The Children’s Law Centre joined numerous human rights organisations in calling for the Ministry of Defence to end the recruitment of children to the UK military.

In a joint letter to the Defence Secretary, the groups call on the UK government to use the Armed Forces Bill debate at Westminster to raise the minimum recruitment age to 18.

The call comes as it emerges that girls under 18 in the armed forces have made 16 complaints of sexual assault to the military police since 2015.

The joint letter states that recruiting children from age 16 is “unambiguously incompatible with their rights and welfare”, as it draws them out of education early, exposes them to the “intense stress of military training”, and requires them to commit to “sweeping obligations that could not lawfully be imposed on a civilian worker of any age”.

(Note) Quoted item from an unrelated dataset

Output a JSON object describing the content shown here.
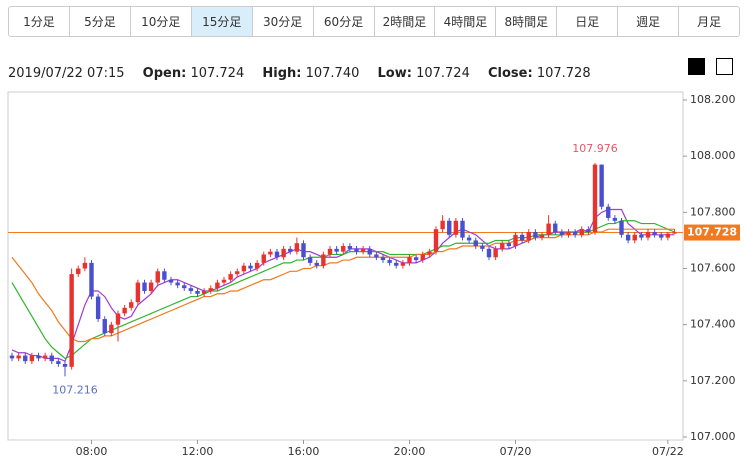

  • The UK is the only country in Europe to recruit children from age 16 into the armed forces; more soldiers are recruited at 16 than any other age.
  • The latest recruitment figures show that in the year 2020-21, one in every five new recruits was legally a child; one in four in the army (3,280 under-18s were enlisted into the armed forces; 2,410 of them joined the army).
  • Signatories of the joint letter include: the Chilren’s Law Centre, the Children’s Commissioners for Scotland, Wales and Northern Ireland; Amnesty International UK; The Children’s Society; Human Rights Watch; Liberty; the National Education Union; and War Child.
  • New figures from the MoD show that, in the last six years, girls under the age of 18 in the armed forces have made 16 allegations of sexual assault to the military police, equivalent to 3 per year, or one for every 75 girls.
  • Most recruits under the age of 18 train at the Army Foundation College in Harrogate. Recruits at the College, and their parents, made 60 complaints of violent behaviour by staff between 2014 and 2020.

The letter argues that this simple step forward would set the same standard in the UK that it has asked of armed forces and groups around the world, and help to bring a global ban on the military use of children into view.